The Wage Assignment Model of delivering on-demand pay requires participating employees to reroute the direct deposit of their pay to the EWA vendor, using the vendor’s pooled account, where wages are held. This model is also prohibited in multiple states, including Maryland, New Jersey, Illinois, Virginia, New York and others. Additionally, employees’ money is not safeguarded and FDIC insurance isn’t applicable if the vendor doesn’t have a money transmission license.

The Responsible Model of delivering on-demand pay, pioneered by Instant Financial, is the only solution that protects the employer from risk and protects the employee from predatory fees, while being fully compliant in 50 states. This model gives the employee full transparency, control and instant access to pay on the employee’s terms, free of any expense that ultimately separates them from their hard-earned and well-deserved money.

Responsible Earned Wage Access in Action
GPS Hospitality, a franchisee of multiple quick-service restaurants including Pizza Hut, Burger King and Popeyes Louisiana Kitchen, started using EWA in 2018, and more than a quarter of their employees currently use the program. The employees that elect to use EWA work in a variety of restaurant roles, such as servers, delivery drivers, cooks, shift leaders and even assistant managers.

“It’s no secret that the restaurant industry is struggling post-pandemic,” said Christy Wasdin, director, payroll & HRIS, for GPS Hospitality. “The ability to be able to provide the level of service that our guests expect is very hard when we’re not fully staffed. We’re always on the lookout for anything that can improve recruiting and retention efforts. We were early in seeing that EWA could do that, and it’s really served us well post-pandemic. Anything we can do to encourage employees to come to work, we’re going to do.”

By using a responsible earned wage access program, GPS has been able to offer on-demand pay as a core benefit for their employees by not burdening them with unnecessary fees or costs.

To encourage financial wellness and develop responsible spending habits, Instant Pay users are only able to access 50% of their wages at their hourly pre-tax rate.

Since implementing earned wage access, GPS has also seen an improvement in turnover rates. GPS has seen other benefits from providing EWA as well, perhaps the most important being an increase in employee availability. If someone calls out at the last minute, managers are able to get employees to cover more shifts since they have the ability to get paid sooner.

Instant Pay is the Future
As the quick-service restaurant industry forges a new post-pandemic path, employees will continue to demand more control over their own wages. EWA programs enable this, even allowing managers to electronically pay out tips immediately to staff instead of manually. Successful implementation of responsible earned wage access programs like these is both possible and mutually beneficial.

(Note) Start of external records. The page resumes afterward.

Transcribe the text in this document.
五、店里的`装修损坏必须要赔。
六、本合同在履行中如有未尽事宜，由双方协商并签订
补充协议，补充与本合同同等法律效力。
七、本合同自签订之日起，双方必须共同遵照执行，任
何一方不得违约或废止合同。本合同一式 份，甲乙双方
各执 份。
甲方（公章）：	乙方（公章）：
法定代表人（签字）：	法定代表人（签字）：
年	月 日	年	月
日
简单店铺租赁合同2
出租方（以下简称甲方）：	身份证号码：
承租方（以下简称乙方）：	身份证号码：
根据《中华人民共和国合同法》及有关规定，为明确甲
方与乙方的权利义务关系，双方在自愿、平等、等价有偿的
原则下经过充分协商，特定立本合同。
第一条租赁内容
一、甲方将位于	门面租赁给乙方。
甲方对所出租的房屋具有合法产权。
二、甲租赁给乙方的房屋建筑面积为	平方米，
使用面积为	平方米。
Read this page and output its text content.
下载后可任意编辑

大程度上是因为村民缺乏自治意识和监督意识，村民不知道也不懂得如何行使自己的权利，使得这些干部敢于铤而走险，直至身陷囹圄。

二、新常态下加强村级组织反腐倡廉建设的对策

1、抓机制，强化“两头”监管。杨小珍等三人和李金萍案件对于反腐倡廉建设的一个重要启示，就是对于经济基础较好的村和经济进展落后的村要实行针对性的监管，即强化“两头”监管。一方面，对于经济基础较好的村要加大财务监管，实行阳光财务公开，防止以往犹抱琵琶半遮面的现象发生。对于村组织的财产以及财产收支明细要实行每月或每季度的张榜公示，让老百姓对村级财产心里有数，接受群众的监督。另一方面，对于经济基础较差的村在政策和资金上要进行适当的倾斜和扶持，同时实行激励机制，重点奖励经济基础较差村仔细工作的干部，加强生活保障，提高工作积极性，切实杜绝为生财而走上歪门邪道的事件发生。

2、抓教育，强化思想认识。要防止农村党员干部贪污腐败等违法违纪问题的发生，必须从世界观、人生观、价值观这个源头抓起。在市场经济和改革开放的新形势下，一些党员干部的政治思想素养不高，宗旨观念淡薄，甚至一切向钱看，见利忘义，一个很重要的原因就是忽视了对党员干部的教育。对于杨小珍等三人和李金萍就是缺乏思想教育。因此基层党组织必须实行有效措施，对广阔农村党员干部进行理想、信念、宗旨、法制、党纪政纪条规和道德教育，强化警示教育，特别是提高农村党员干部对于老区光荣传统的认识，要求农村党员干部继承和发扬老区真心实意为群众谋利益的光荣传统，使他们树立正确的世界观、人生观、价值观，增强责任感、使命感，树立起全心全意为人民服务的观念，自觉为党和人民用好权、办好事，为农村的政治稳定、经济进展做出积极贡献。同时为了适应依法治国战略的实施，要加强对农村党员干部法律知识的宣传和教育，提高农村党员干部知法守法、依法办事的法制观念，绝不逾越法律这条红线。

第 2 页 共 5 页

Tal Clark is the chief executive officer at Instant Financial, where he leads the organizational strategy behind the industry’s leading responsible earned wage access solution. Previous to working at Instant, Clark worked at Money Network as a member of the prepaid card team. In 2008, First Data bought Money Network; from there he continued his career at First Data in various leadership roles through 2018. One of those roles was general manager of the Money Network business.